Schedule in an “anxiety vent” later in the day

This could be calling a friend and rattling off (stream-of-consciousness style) all the anxious thoughts you’ve been having without any fear of judgment (including from yourself), or journaling. If you’re calling a friend, make sure you ask them if they have emotional energy and space to support you, first. Journaling is immensely helpful for taking away the power from an anxious thought - putting it on paper releases it from our brain’s pressure cooker and gives us perspective we couldn’t possibly have otherwise. Remember that anxiety is often irrational - meaning, you can have a thought that you know is unreasonable but that still affects you negatively.

As you release the valve on your anxiety and let all those thoughts potentially retrigger you, sit briefly with each of them. Let the thoughts (that may trigger feelings) come up, accept them for what they are, and allow them to be present without judgment. Then, let them dissipate naturally as they always will. Remember, anxiety is a feeling just like any other one - it has a corresponding chemical reaction in the body and brain that yields the mental feeling we do not enjoy. It has a finite lifespan and is temporary. It will not last for long, and definitely not forever. 

Get comfortable with uncertainty

Accepting that you cannot possibly know, understand, and control all possible outcomes of a situation is essential for loosening anxiety’s grip on your day-to-day mental state. Reminding yourself to focus predominantly on the situations right in front of you, right now, and planning a little bit for the future, is the way to go. Regardless of how much we contemplate and plan for every possible future situation, we will never be able to fully control the outcome. Accepting that it’s ok not to know things is being able to tolerate uncertainty.

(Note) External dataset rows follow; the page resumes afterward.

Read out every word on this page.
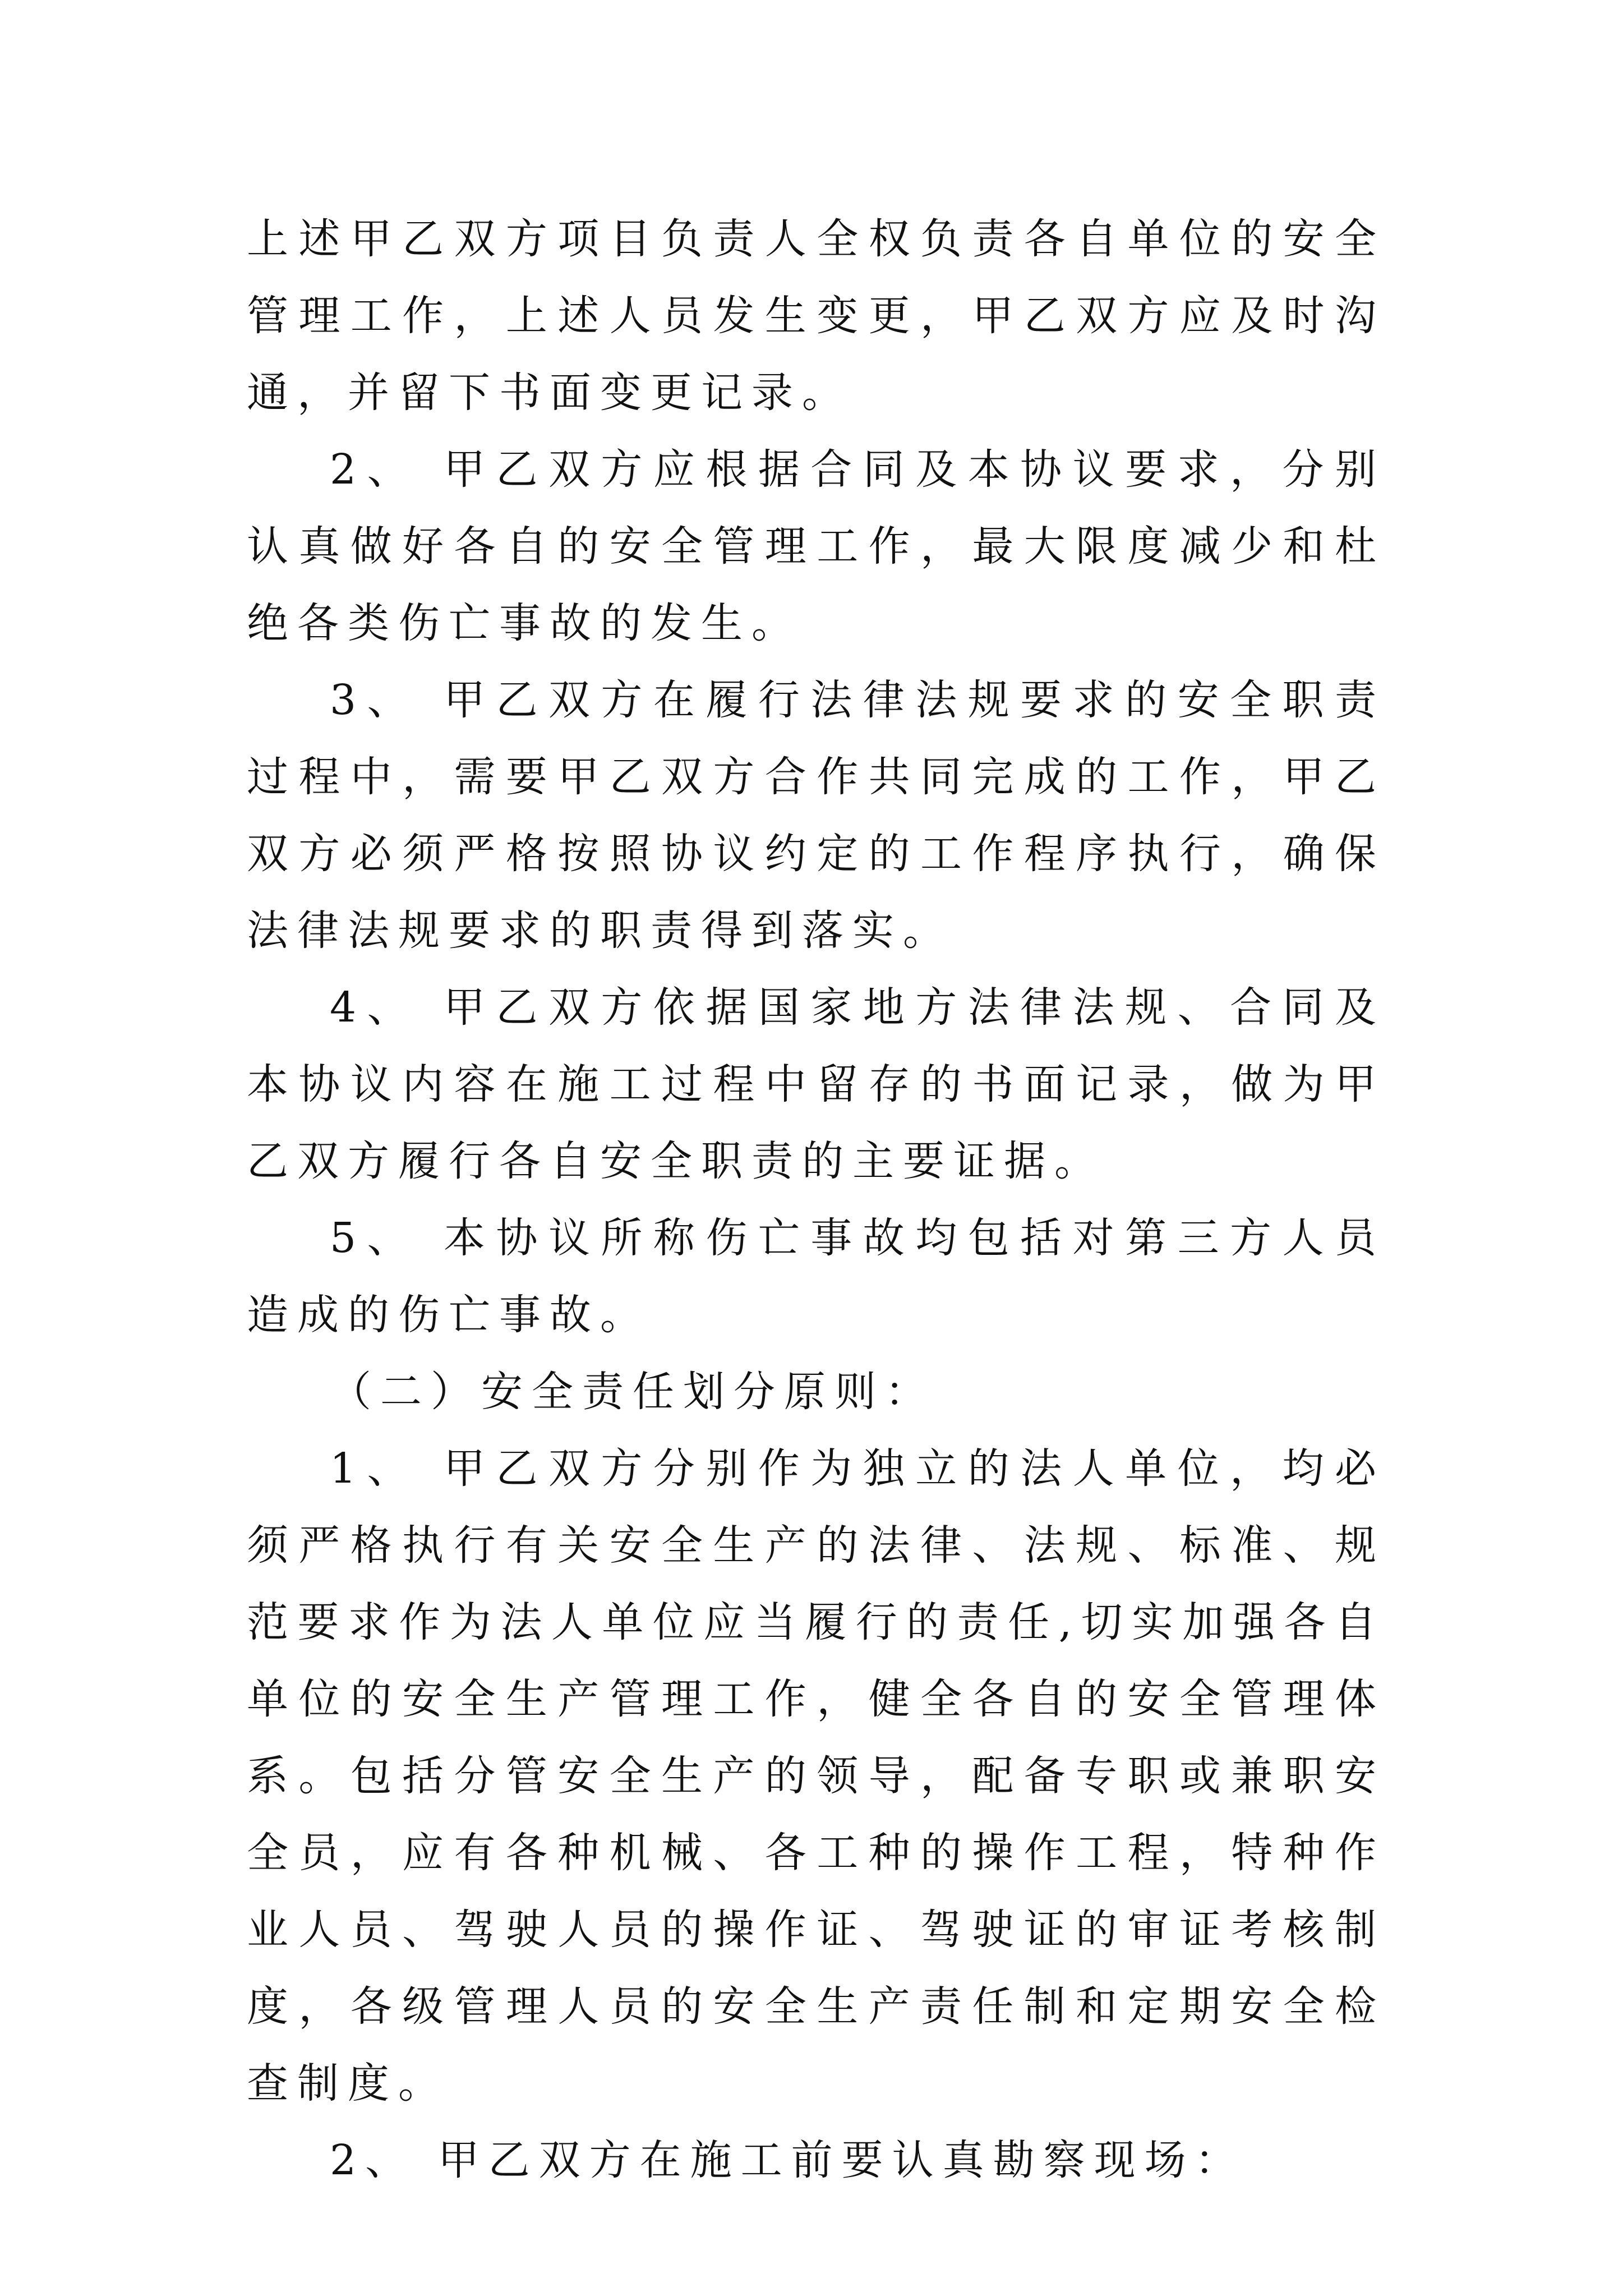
上述甲乙双方项目负责人全权负责各自单位的安全管理工作，上述人员发生变更，甲乙双方应及时沟通，并留下书面变更记录。

2、 甲乙双方应根据合同及本协议要求，分别认真做好各自的安全管理工作，最大限度减少和杜绝各类伤亡事故的发生。

3、 甲乙双方在履行法律法规要求的安全职责过程中，需要甲乙双方合作共同完成的工作，甲乙双方必须严格按照协议约定的工作程序执行，确保法律法规要求的职责得到落实。

4、 甲乙双方依据国家地方法律法规、合同及本协议内容在施工过程中留存的书面记录，做为甲乙双方履行各自安全职责的主要证据。

5、 本协议所称伤亡事故均包括对第三方人员造成的伤亡事故。

（二）安全责任划分原则：

1、 甲乙双方分别作为独立的法人单位，均必须严格执行有关安全生产的法律、法规、标准、规范要求作为法人单位应当履行的责任,切实加强各自单位的安全生产管理工作，健全各自的安全管理体系。包括分管安全生产的领导，配备专职或兼职安全员，应有各种机械、各工种的操作工程，特种作业人员、驾驶人员的操作证、驾驶证的审证考核制度，各级管理人员的安全生产责任制和定期安全检查制度。

2、 甲乙双方在施工前要认真勘察现场：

The more we accept that things will play out the way they’ll play out, and that we’re competent and strong enough to get through them, the less pressure we’ll put on ourselves in the moment (i.e. the less anxious we’ll feel). 

Accept your anxiety rather than fight it

Trying to deny or fight an anxious feeling does not make it go away - in fact, the more you try to shove the feeling down, the more anxious you’ll feel. The first step when you’re feeling anxious is to name it (“I’m feeling anxious”) and accept it for what it is: a temporary feeling that will naturally dissipate on its own. Don’t give it more power or influence than it deserves. Focus on what’s within your control instead and distract yourself with something more positive if necessary. You want to accept your feelings as merely temporary visitors. This means not demanding yourself to feel a different way or shaming yourself for feeling the way you do - emotions are usually out of our control once we’re already in them. 

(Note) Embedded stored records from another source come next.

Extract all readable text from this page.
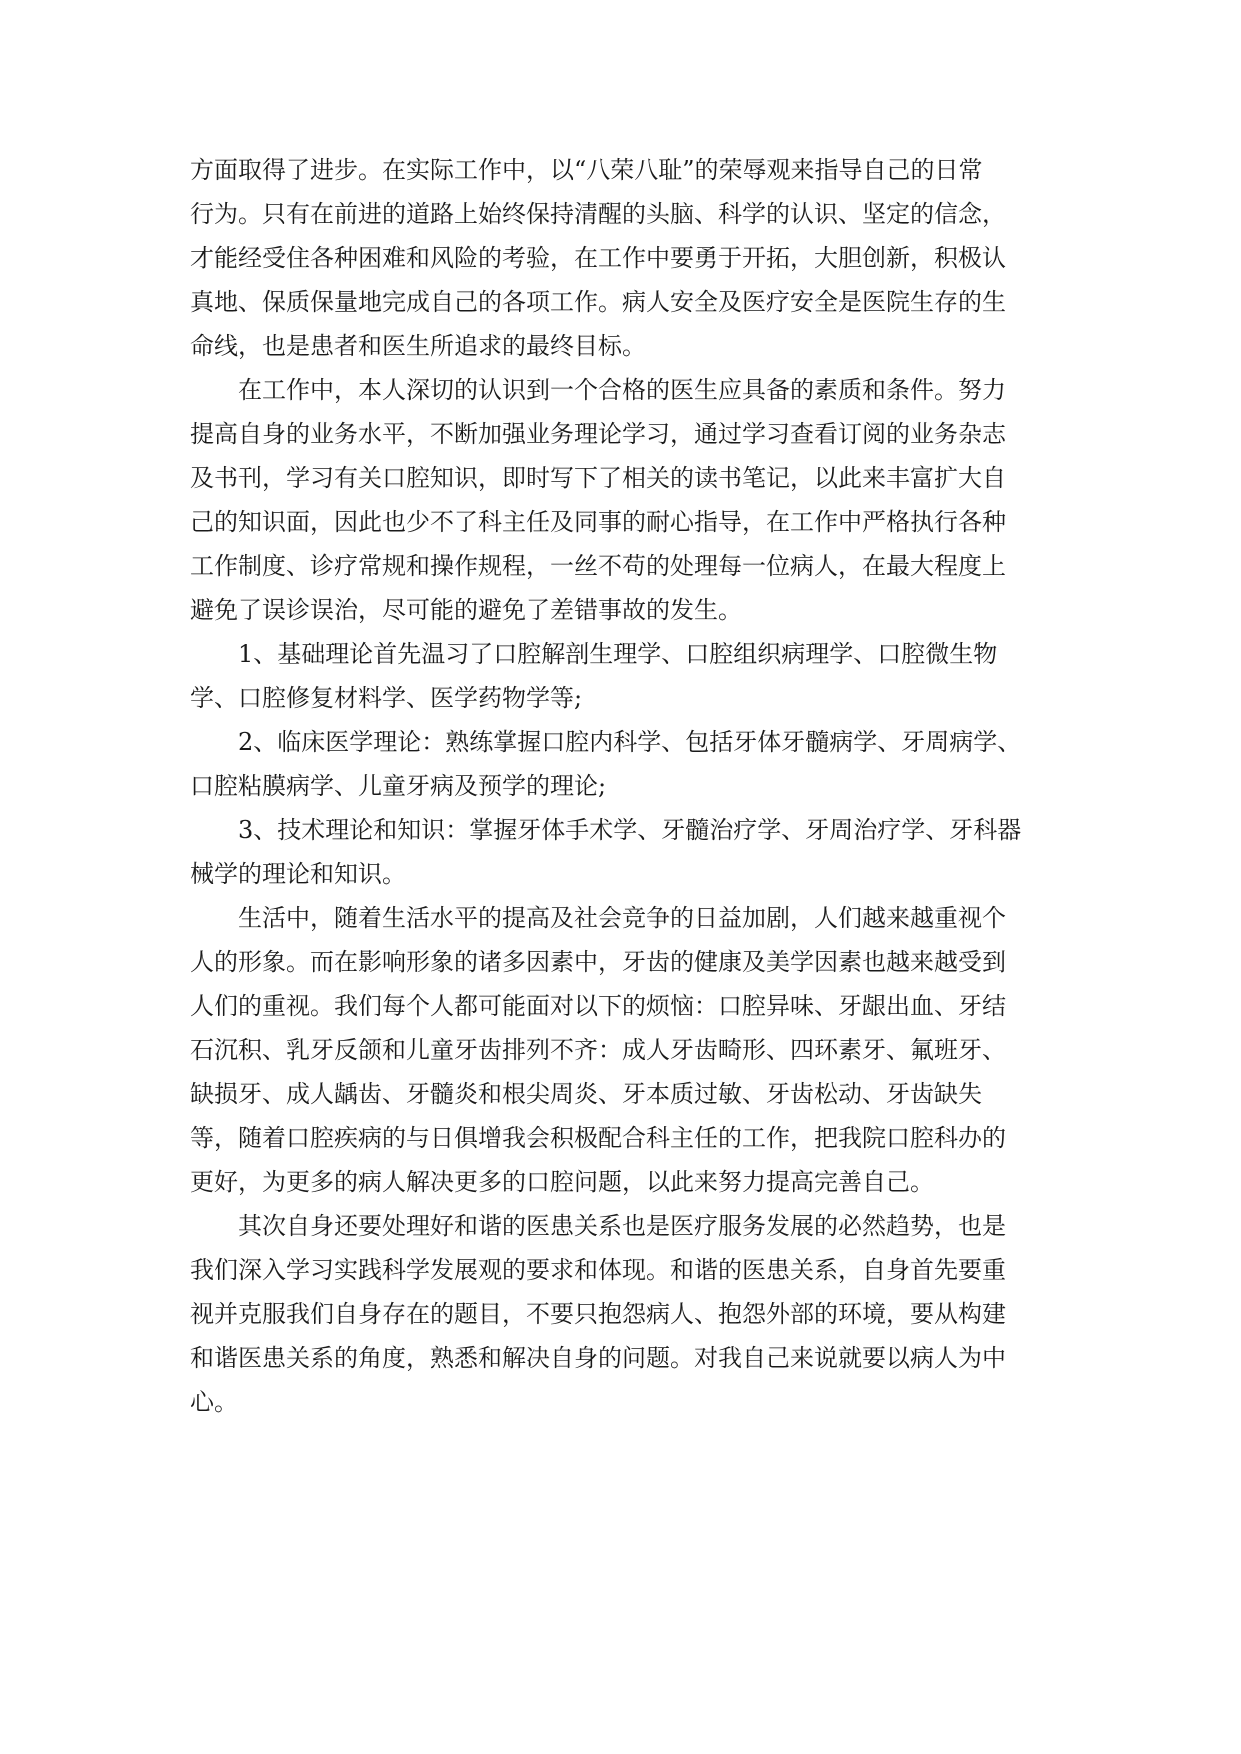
方面取得了进步。在实际工作中，以“八荣八耻”的荣辱观来指导自己的日常
行为。只有在前进的道路上始终保持清醒的头脑、科学的认识、坚定的信念，
才能经受住各种困难和风险的考验，在工作中要勇于开拓，大胆创新，积极认
真地、保质保量地完成自己的各项工作。病人安全及医疗安全是医院生存的生
命线，也是患者和医生所追求的最终目标。
在工作中，本人深切的认识到一个合格的医生应具备的素质和条件。努力
提高自身的业务水平，不断加强业务理论学习，通过学习查看订阅的业务杂志
及书刊，学习有关口腔知识，即时写下了相关的读书笔记，以此来丰富扩大自
己的知识面，因此也少不了科主任及同事的耐心指导，在工作中严格执行各种
工作制度、诊疗常规和操作规程，一丝不苟的处理每一位病人，在最大程度上
避免了误诊误治，尽可能的避免了差错事故的发生。
1、基础理论首先温习了口腔解剖生理学、口腔组织病理学、口腔微生物
学、口腔修复材料学、医学药物学等;
2、临床医学理论：熟练掌握口腔内科学、包括牙体牙髓病学、牙周病学、
口腔粘膜病学、儿童牙病及预学的理论;
3、技术理论和知识：掌握牙体手术学、牙髓治疗学、牙周治疗学、牙科器
械学的理论和知识。
生活中，随着生活水平的提高及社会竞争的日益加剧，人们越来越重视个
人的形象。而在影响形象的诸多因素中，牙齿的健康及美学因素也越来越受到
人们的重视。我们每个人都可能面对以下的烦恼：口腔异味、牙龈出血、牙结
石沉积、乳牙反颌和儿童牙齿排列不齐：成人牙齿畸形、四环素牙、氟班牙、
缺损牙、成人龋齿、牙髓炎和根尖周炎、牙本质过敏、牙齿松动、牙齿缺失
等，随着口腔疾病的与日俱增我会积极配合科主任的工作，把我院口腔科办的
更好，为更多的病人解决更多的口腔问题，以此来努力提高完善自己。
其次自身还要处理好和谐的医患关系也是医疗服务发展的必然趋势，也是
我们深入学习实践科学发展观的要求和体现。和谐的医患关系，自身首先要重
视并克服我们自身存在的题目，不要只抱怨病人、抱怨外部的环境，要从构建
和谐医患关系的角度，熟悉和解决自身的问题。对我自己来说就要以病人为中
心。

Lastly, don’t let your anxiety call the shots

Stopping what we’re doing just because we’ve started to feel anxious isn’t the right approach. The more power and leeway we give our anxiety, the more it starts to dominate our life and become a persistent problem. The key here is accepting your emotions as they arise, continuing on with what you were doing as much as possible (finding a temporary distraction if necessary), and eventually letting them subside.

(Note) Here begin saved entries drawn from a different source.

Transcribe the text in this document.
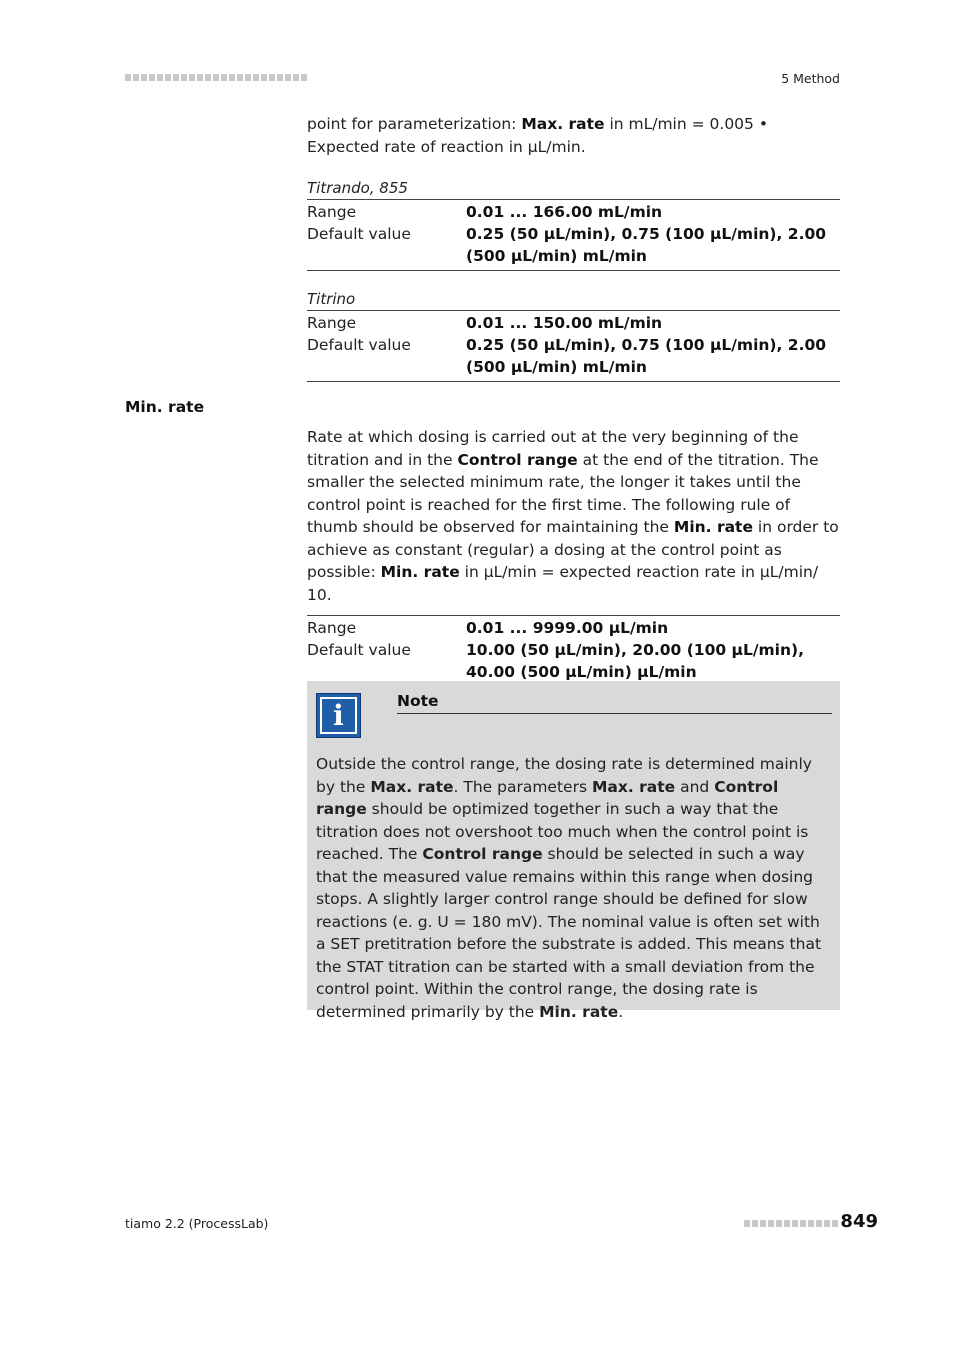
5 Method

point for parameterization: Max. rate in mL/min = 0.005 • Expected rate of reaction in µL/min.

Titrando, 855
Range	0.01 ... 166.00 mL/min
Default value	0.25 (50 µL/min), 0.75 (100 µL/min), 2.00 (500 µL/min) mL/min
Titrino
Range	0.01 ... 150.00 mL/min
Default value	0.25 (50 µL/min), 0.75 (100 µL/min), 2.00 (500 µL/min) mL/min
Min. rate

Rate at which dosing is carried out at the very beginning of the titration and in the Control range at the end of the titration. The smaller the selected minimum rate, the longer it takes until the control point is reached for the first time. The following rule of thumb should be observed for maintaining the Min. rate in order to achieve as constant (regular) a dosing at the control point as possible: Min. rate in µL/min = expected reaction rate in µL/min/ 10.

Range	0.01 ... 9999.00 µL/min
Default value	10.00 (50 µL/min), 20.00 (100 µL/min), 40.00 (500 µL/min) µL/min
i	Note

Outside the control range, the dosing rate is determined mainly by the Max. rate. The parameters Max. rate and Control range should be optimized together in such a way that the titration does not overshoot too much when the control point is reached. The Control range should be selected in such a way that the measured value remains within this range when dosing stops. A slightly larger control range should be defined for slow reactions (e. g. U = 180 mV). The nominal value is often set with a SET pretitration before the substrate is added. This means that the STAT titration can be started with a small deviation from the control point. Within the control range, the dosing rate is determined primarily by the Min. rate.

tiamo 2.2 (ProcessLab)	849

If your anxiety is chronic and constant, it could be time to seek professional help. Therapy and/or medication can be incredibly useful and often essential in preventing anxiety from ruling your life. No matter what, remember that you are allowed to feel whichever way you feel, all the time. Show yourself compassion. Talk to yourself the way you would talk to a loved one or dear friend. Be patient and kind to yourself - we’re all dealing with a lot.